The Fairy Godmother Saves Herself In This One

The Fairy Godmother Saves Herself In This One

BOOK REPORT for Kingdom of Ash and Briars (The Nissera Chronicles #1) by Hannah West

Cover Story: Reflection
BFF Charm: Yay
Swoonworthy Scale: 7
Talky Talk: Flip-Turned-Upside-Down
Bonus Factor: Gender Bending
Anti-Bonus Factor: Awful Grownups
Relationship Status: Is This Love (That I’m Feeling)?

Cover Story: Reflection

This isn’t so much a Mulan-style reflection as it is a cold-looking, magical-hinting-at one. I like how fierce the illustrator made the figure on the front look, as well as the fact that the figure could very well be any gender. Both aspects play nicely into the story within.

The Deal:

An orphan with no knowledge of her past, Bristal led a good, if unspectacular life … until the day she was kidnapped and forced into a magical river known for killing those without any magical gifts. Thankfully, Bristal emerged from the water hale, and discovered that she was one of a rare and ancient breed of magic users: an elicromancer.

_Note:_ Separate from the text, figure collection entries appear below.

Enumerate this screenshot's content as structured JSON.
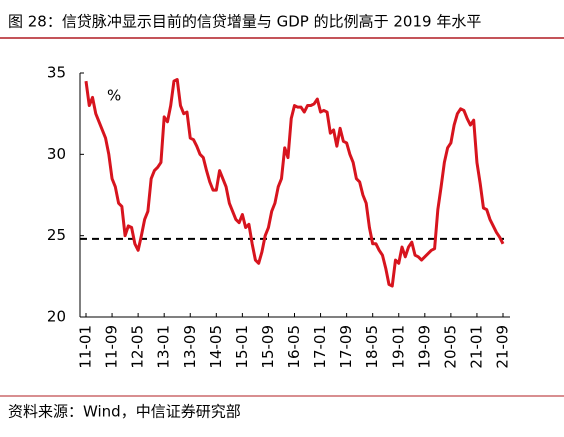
{
  "chart_data": {
    "type": "line",
    "title": "图 28：信贷脉冲显示目前的信贷增量与 GDP 的比例高于 2019 年水平",
    "unit_label": "%",
    "source": "资料来源：Wind，中信证券研究部",
    "categories": [
      "11-01",
      null,
      null,
      null,
      null,
      null,
      null,
      null,
      "11-09",
      null,
      null,
      null,
      null,
      null,
      null,
      null,
      "12-05",
      null,
      null,
      null,
      null,
      null,
      null,
      null,
      "13-01",
      null,
      null,
      null,
      null,
      null,
      null,
      null,
      "13-09",
      null,
      null,
      null,
      null,
      null,
      null,
      null,
      "14-05",
      null,
      null,
      null,
      null,
      null,
      null,
      null,
      "15-01",
      null,
      null,
      null,
      null,
      null,
      null,
      null,
      "15-09",
      null,
      null,
      null,
      null,
      null,
      null,
      null,
      "16-05",
      null,
      null,
      null,
      null,
      null,
      null,
      null,
      "17-01",
      null,
      null,
      null,
      null,
      null,
      null,
      null,
      "17-09",
      null,
      null,
      null,
      null,
      null,
      null,
      null,
      "18-05",
      null,
      null,
      null,
      null,
      null,
      null,
      null,
      "19-01",
      null,
      null,
      null,
      null,
      null,
      null,
      null,
      "19-09",
      null,
      null,
      null,
      null,
      null,
      null,
      null,
      "20-05",
      null,
      null,
      null,
      null,
      null,
      null,
      null,
      "21-01",
      null,
      null,
      null,
      null,
      null,
      null,
      null,
      "21-09"
    ],
    "values": [
      34.5,
      33,
      33.5,
      32.5,
      32,
      31.5,
      31,
      30,
      28.5,
      28,
      27,
      26.8,
      25,
      25.6,
      25.5,
      24.5,
      24.1,
      25,
      26,
      26.5,
      28.5,
      29,
      29.2,
      29.5,
      32.3,
      32,
      33,
      34.5,
      34.6,
      33,
      32.5,
      32.6,
      31,
      30.9,
      30.5,
      30,
      29.8,
      29,
      28.3,
      27.8,
      27.8,
      29,
      28.5,
      28,
      27,
      26.5,
      26,
      25.8,
      26.3,
      25.5,
      25.7,
      24.5,
      23.5,
      23.3,
      24,
      25,
      25.5,
      26.5,
      27,
      28,
      28.5,
      30.4,
      29.8,
      32.2,
      33,
      32.9,
      32.9,
      32.6,
      33,
      33,
      33.1,
      33.4,
      32.6,
      32.7,
      32.6,
      31.3,
      31.5,
      30.5,
      31.6,
      30.8,
      30.7,
      30,
      29.5,
      28.5,
      28.3,
      27.5,
      27,
      25.5,
      24.5,
      24.5,
      24.1,
      23.8,
      23,
      22,
      21.9,
      23.5,
      23.3,
      24.3,
      23.7,
      24.3,
      24.6,
      23.8,
      23.7,
      23.5,
      23.7,
      23.9,
      24.1,
      24.2,
      26.6,
      28,
      29.5,
      30.4,
      30.7,
      31.8,
      32.5,
      32.8,
      32.7,
      32.2,
      31.8,
      32.1,
      29.5,
      28.2,
      26.7,
      26.6,
      26,
      25.6,
      25.2,
      24.9,
      24.5
    ],
    "color": "#d7141e",
    "reference_line": 24.8,
    "ylim": [
      20,
      35
    ],
    "yticks": [
      20,
      25,
      30,
      35
    ],
    "grid": false
  }
}
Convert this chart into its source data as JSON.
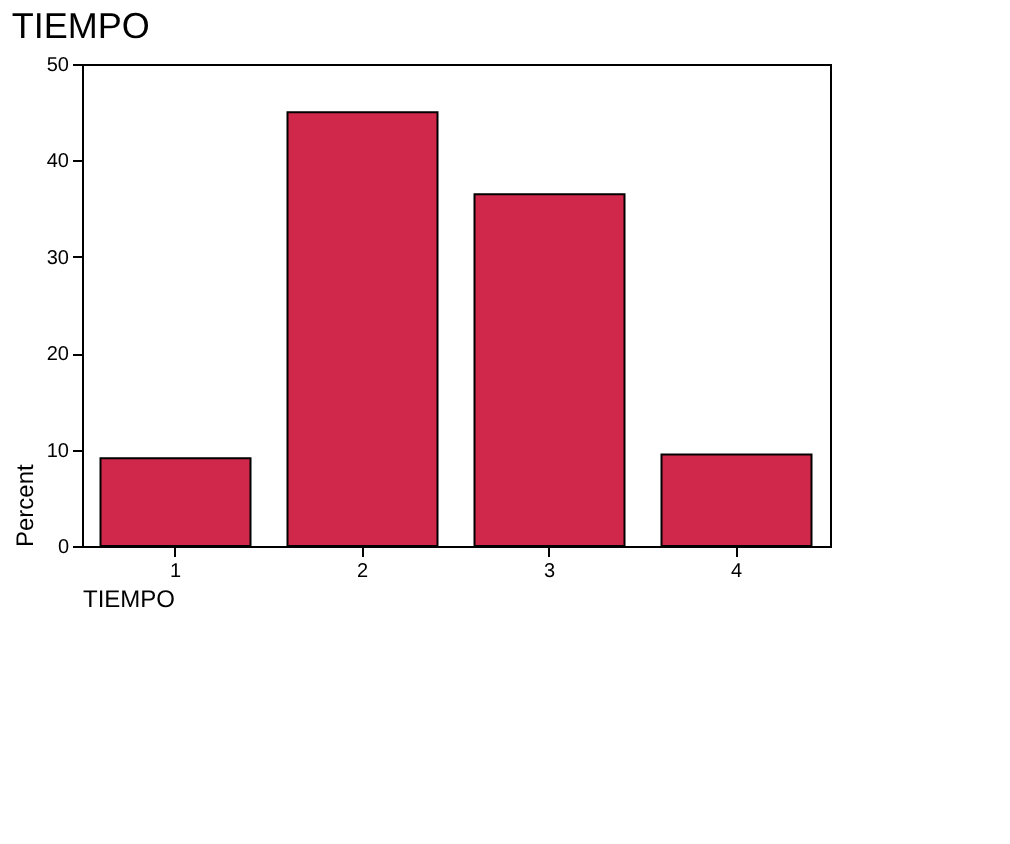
{
  "chart_data": {
    "type": "bar",
    "title": "TIEMPO",
    "xlabel": "TIEMPO",
    "ylabel": "Percent",
    "categories": [
      "1",
      "2",
      "3",
      "4"
    ],
    "values": [
      9.1,
      45.0,
      36.5,
      9.5
    ],
    "color": "#d0284a",
    "ylim": [
      0,
      50
    ],
    "yticks": [
      0,
      10,
      20,
      30,
      40,
      50
    ],
    "grid": false
  }
}
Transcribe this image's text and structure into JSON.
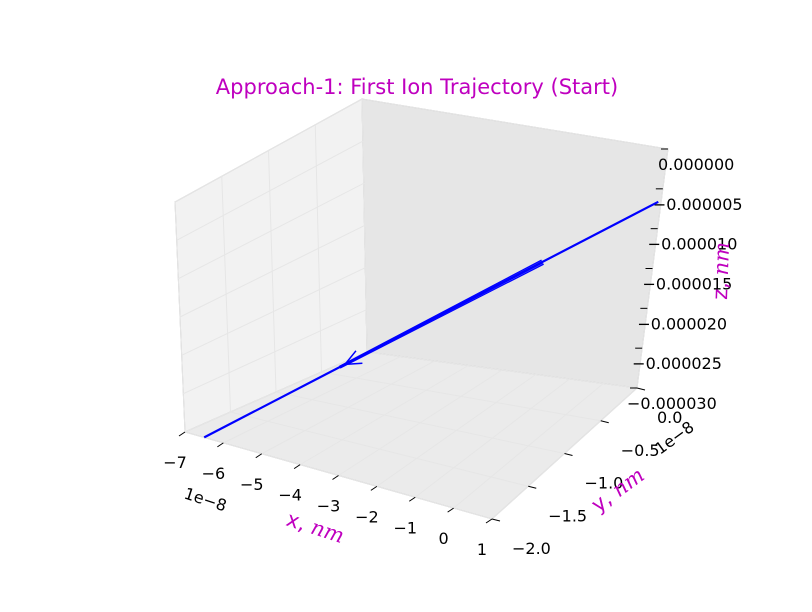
{
  "chart_data": {
    "type": "line",
    "title": "Approach-1: First Ion Trajectory (Start)",
    "xlabel": {
      "text": "x, ",
      "unit": "nm"
    },
    "ylabel": {
      "text": "y, ",
      "unit": "nm"
    },
    "zlabel": {
      "text": "z, ",
      "unit": "nm"
    },
    "xticks": [
      "−7",
      "−6",
      "−5",
      "−4",
      "−3",
      "−2",
      "−1",
      "0",
      "1"
    ],
    "yticks": [
      "0.0",
      "−0.5",
      "−1.0",
      "−1.5",
      "−2.0"
    ],
    "zticks": [
      "0.000000",
      "−0.000005",
      "−0.000010",
      "−0.000015",
      "−0.000020",
      "−0.000025",
      "−0.000030"
    ],
    "x_offset": "1e−8",
    "y_offset": "1e−8",
    "series": [
      {
        "color": "#0000ff",
        "x": [
          -6.5e-08,
          8e-09
        ],
        "y": [
          -2e-08,
          0.0
        ],
        "z": [
          -3e-05,
          0.0
        ]
      }
    ],
    "arrow": {
      "color": "#0000ff"
    },
    "grid": true
  }
}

Before a war centuries ago, elicromancers used to be plentiful in the countries of Nissera, and helped royalty as advisors. But the war decimated their population, and those with magical powers have become little more than curiosities. But when a princess is threatened by a malevolent entity, Bristal must use her particular talents—shape-shifting and transformation—to both protect the princess and ready Nissera for war.

BFF Charm: Yay

As an elicromancer, Bristal’s body stops aging when she’s a young woman, but the book’s events take place over the course of nearly two decades. Obviously, Bristal matures quite a bit in that time, and becomes a self-possessed, confident, cunning (in a good way) person with great power and smarts. And yet, there’s still hints of innocent, naive Bristal all the way through the book. West, smartly, keeps her protagonist young while factoring in enough time passed for Bristal’s growth to feel believable. (Unlike in some “chosen one” books in which said chosen one experiences great growth in a matter of weeks. I’m not saying that this can’t be done well, but the time gone by in Kingdom of Ash and Briars is a great way to really make it seem natural and real.)

Swoonworthy Scale: 7

Being an immortal has a big drawback: having to watch those you love grow old and die while you remain young and in good health. Bristal knows this, and yet she can’t stop her heart from wanting what it shouldn’t.

Talky Talk: Flip-Turned-Upside-Down

Kingdom of Ash and Briars draws heavily on classic fairy tales such as Cinderella and Sleeping Beauty (Get it? Ash and Briars?) in addition to Jane Austen’s Emma and the tale of Hua Mulan. But it’s not Cinderella or Aurora who get top billing in this book; it’s the fairy godmother. And she’s not an old, semi-doddering fairy, she’s a badass warrior and spy.

Kingdom of Ash and Briars is a refreshing twist on what could have been a pretty standard retelling mashup, and West does an excellent job of bringing both Bristal and the world of Nissera to life.

Bonus Factor: Gender Bending

As part of her quest to protect Nissera, Bristal goes undercover as a young man and infiltrates a group of soldiers under the leadership of a prince. It’s fun seeing her struggle to “play dude” at first, and get more comfortable being around them (and, in a sense, being herself) as time goes on.

Anti-Bonus Factor: Awful Grownups

Bristal’s kidnappers are four grown men from her small town. They didn’t kidnap her for sexual reasons—Bristal even thinks about the fact that had they wanted to assault her, they could have—but absconding with someone with the point of throwing her in a river that’s more likely to kill her than not is still a ridiculously terrible thing to do.

Relationship Status: Is This Love (That I’m Feeling)?

You’ve been patiently waiting for me to get around to reading you, Book (since 2016!), and I thank you for not giving up on me when I consistently turned you down for someone younger or more flashy. I had a wonderful time with you, and these feelings I’m feeling could likely be something more than a passing fancy.

Literary Matchmaking:

  

● Marissa Meyer’s Heartless is also a retelling featuring a main character who wasn’t the main character in the original tale, in this case Alice in Wonderland.

The Boneless Mercies by April Genevieve Tucholke is another retelling—this time of Beowulf—that features badass lady warriors.

● And C.J. Redwine’s The Shadow Queen is a Snow White retelling with a very self-sufficient princess.


FTC Full Disclosure: I received a copy of this book from Holiday House, but got neither a private dance party with Tom Hiddleston nor money in exchange for this review. Kingdom of Ash and Briars is available now.